Fluorescence Imaging of Synaptic Calcium Dynamics in an In Vitro Model of Amyotrophic Lateral Sclerosis

Take primary rodent cortical neurons cultured on a coated glass-bottom dish containing media.

These cells express a genetically encoded ALS-associated protein and a calcium biosensor.

Replace the media with a low-potassium chloride buffer.

Incubate to maintain resting neuronal activity and baseline calcium levels.

Mount the dish on a confocal microscope stage and position the perfusion tubing.

Using bright-field illumination, focus on the neurons, then switch to fluorescence imaging.

Using the microscope’s laser, excite the biosensor and record the fluorescence emission to determine baseline intracellular calcium levels.

Next, perfuse the dish with high-potassium chloride buffer.

The high potassium concentration depolarizes the neurons, opening voltage-gated calcium channels at the presynaptic terminals. This allows calcium influx, which initiates neuronal synaptic activity.

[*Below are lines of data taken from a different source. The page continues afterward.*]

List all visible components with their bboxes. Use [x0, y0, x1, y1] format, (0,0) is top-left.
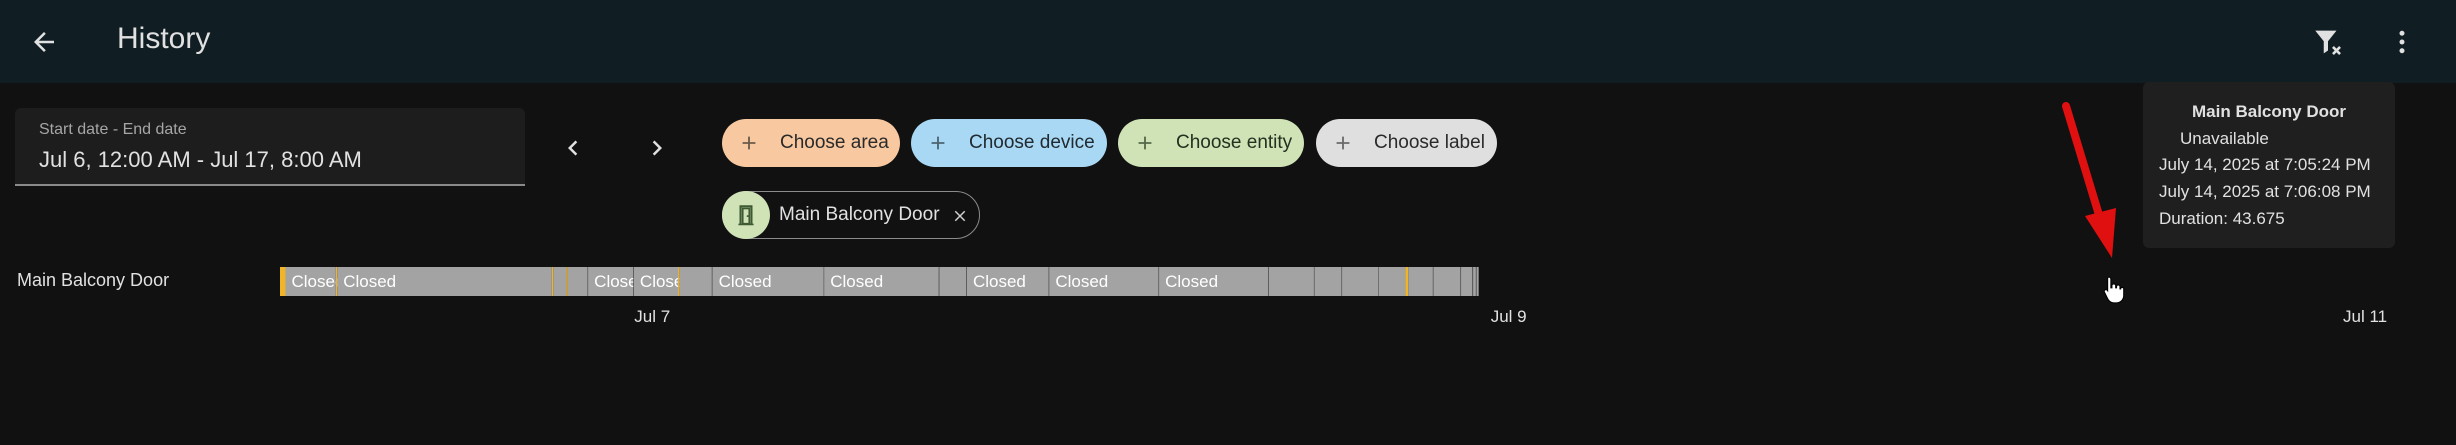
timeline-segment-closed[interactable] — [588, 267, 634, 296]
timeline-segment-closed[interactable] — [1268, 267, 1314, 296]
filter-remove-icon — [2315, 30, 2341, 55]
date-range-picker[interactable]: Start date - End date Jul 6, 12:00 AM - … — [15, 108, 525, 186]
clear-filter-button[interactable] — [2300, 14, 2356, 70]
previous-range-button[interactable] — [545, 120, 601, 176]
selected-entity-label: Main Balcony Door — [779, 204, 940, 225]
timeline-entity-label: Main Balcony Door — [17, 270, 170, 290]
timeline-segment-closed[interactable] — [1159, 267, 1269, 296]
door-icon — [738, 205, 754, 226]
timeline-segment-open[interactable] — [678, 267, 680, 296]
tooltip-duration: Duration: 43.675 — [2159, 209, 2285, 228]
timeline-segment-open[interactable] — [551, 267, 554, 296]
timeline-segment-closed[interactable] — [1342, 267, 1378, 296]
timeline-segment-closed[interactable] — [337, 267, 552, 296]
timeline-segment-closed[interactable] — [553, 267, 567, 296]
history-tooltip: Main Balcony Door Unavailable July 14, 2… — [2143, 82, 2395, 248]
axis-tick-label: Jul 9 — [1491, 307, 1527, 326]
chip-label: Choose area — [780, 132, 889, 153]
timeline-segment-open[interactable] — [1405, 267, 1409, 296]
chip-label: Choose device — [969, 132, 1095, 153]
chip-label: Choose entity — [1176, 132, 1293, 153]
plus-icon — [931, 136, 945, 150]
timeline-segment-closed[interactable] — [1476, 267, 1479, 296]
remove-entity-button[interactable] — [949, 205, 971, 227]
dots-vertical-icon — [2399, 30, 2405, 54]
tooltip-state: Unavailable — [2180, 129, 2269, 148]
page-title: History — [117, 22, 211, 55]
choose-area-chip[interactable]: Choose area — [722, 119, 900, 167]
selected-entity-chip[interactable]: Main Balcony Door — [722, 191, 980, 239]
timeline-segment-closed[interactable] — [1408, 267, 1433, 296]
choose-label-chip[interactable]: Choose label — [1316, 119, 1497, 167]
timeline-segment-closed[interactable] — [285, 267, 336, 296]
tooltip-title: Main Balcony Door — [2192, 102, 2346, 121]
top-app-bar: History — [0, 0, 2456, 83]
timeline-segment-closed[interactable] — [1461, 267, 1473, 296]
choose-entity-chip[interactable]: Choose entity — [1118, 119, 1304, 167]
timeline-segment-closed[interactable] — [1378, 267, 1406, 296]
more-options-button[interactable] — [2374, 14, 2430, 70]
hand-cursor-icon — [2103, 276, 2125, 304]
timeline-segment-closed[interactable] — [966, 267, 1049, 296]
back-button[interactable] — [16, 14, 72, 70]
timeline-segment-open[interactable] — [566, 267, 568, 296]
arrow-left-icon — [34, 32, 54, 52]
timeline-segment-open[interactable] — [280, 267, 286, 296]
tooltip-end-time: July 14, 2025 at 7:06:08 PM — [2159, 182, 2371, 201]
selected-entity-icon-wrap — [722, 191, 770, 239]
plus-icon — [742, 136, 756, 150]
chevron-left-icon — [568, 140, 578, 156]
timeline-segment-closed[interactable] — [679, 267, 712, 296]
tooltip-start-time: July 14, 2025 at 7:05:24 PM — [2159, 155, 2371, 174]
axis-tick-label: Jul 11 — [2343, 307, 2387, 326]
timeline-segment-closed[interactable] — [939, 267, 967, 296]
timeline-segment-closed[interactable] — [1314, 267, 1342, 296]
timeline-segment-closed[interactable] — [1433, 267, 1461, 296]
close-icon — [954, 210, 966, 222]
timeline-segment-closed[interactable] — [1049, 267, 1159, 296]
timeline-segment-closed[interactable] — [633, 267, 679, 296]
next-range-button[interactable] — [629, 120, 685, 176]
timeline-segment-closed[interactable] — [1473, 267, 1476, 296]
timeline-segment-closed[interactable] — [567, 267, 588, 296]
axis-tick-label: Jul 7 — [634, 307, 670, 326]
timeline-segment-closed[interactable] — [824, 267, 939, 296]
timeline-segment-closed[interactable] — [712, 267, 824, 296]
chip-label: Choose label — [1374, 132, 1485, 153]
plus-icon — [1336, 136, 1350, 150]
plus-icon — [1138, 136, 1152, 150]
date-range-value: Jul 6, 12:00 AM - Jul 17, 8:00 AM — [39, 147, 362, 172]
timeline-segment-open[interactable] — [335, 267, 338, 296]
red-arrow-annotation — [2062, 102, 2116, 258]
choose-device-chip[interactable]: Choose device — [911, 119, 1107, 167]
chevron-right-icon — [652, 140, 662, 156]
date-range-label: Start date - End date — [39, 121, 187, 138]
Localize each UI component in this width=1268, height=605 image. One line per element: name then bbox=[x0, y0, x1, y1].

The increased intracellular calcium binds to the biosensor, causing a conformational change that enhances fluorescence.

Continue recording fluorescence to measure real-time changes in intracellular calcium levels, revealing neuronal synaptic activity.

48 hours post-transfection with GCaMP6m, incubate the primary rodent cortical neurons with low potassium chloride ACSF for 15 minutes. Then mount the dish on the imaging platform and visualize GCaMP6m fluorescence using a FITC filter and a 20 times or 40 times objective. After selecting the imaging field and engaging perfect focus, take a single still image with bright field FITC and fluorescence marker channels to mark neuronal boundaries.

Next, initiate "Run now" in the acquisition software and carry out the basal recording for three to five minutes. Then perfuse ACSF containing 50 millimolar potassium chloride to the neurons as demonstrated previously, and record for five minutes. When the image acquisition stops, save the experiment and proceed to data analysis using the confocal software.

For image analysis, open the time-lapse images and the confocal software, and align the images by clicking on Image, followed by Processing, followed by Align Current Document. Then select Align to the First Frame. Select regions of interest along the neurites using the ROI selection tool, and also mark an ROI representing background fluorescence intensity. Next, initiate the measure function from the time measurement panel to measure raw fluorescence over time for the selected ROIs. After measurement, export the raw fluorescence intensities to the spreadsheet software.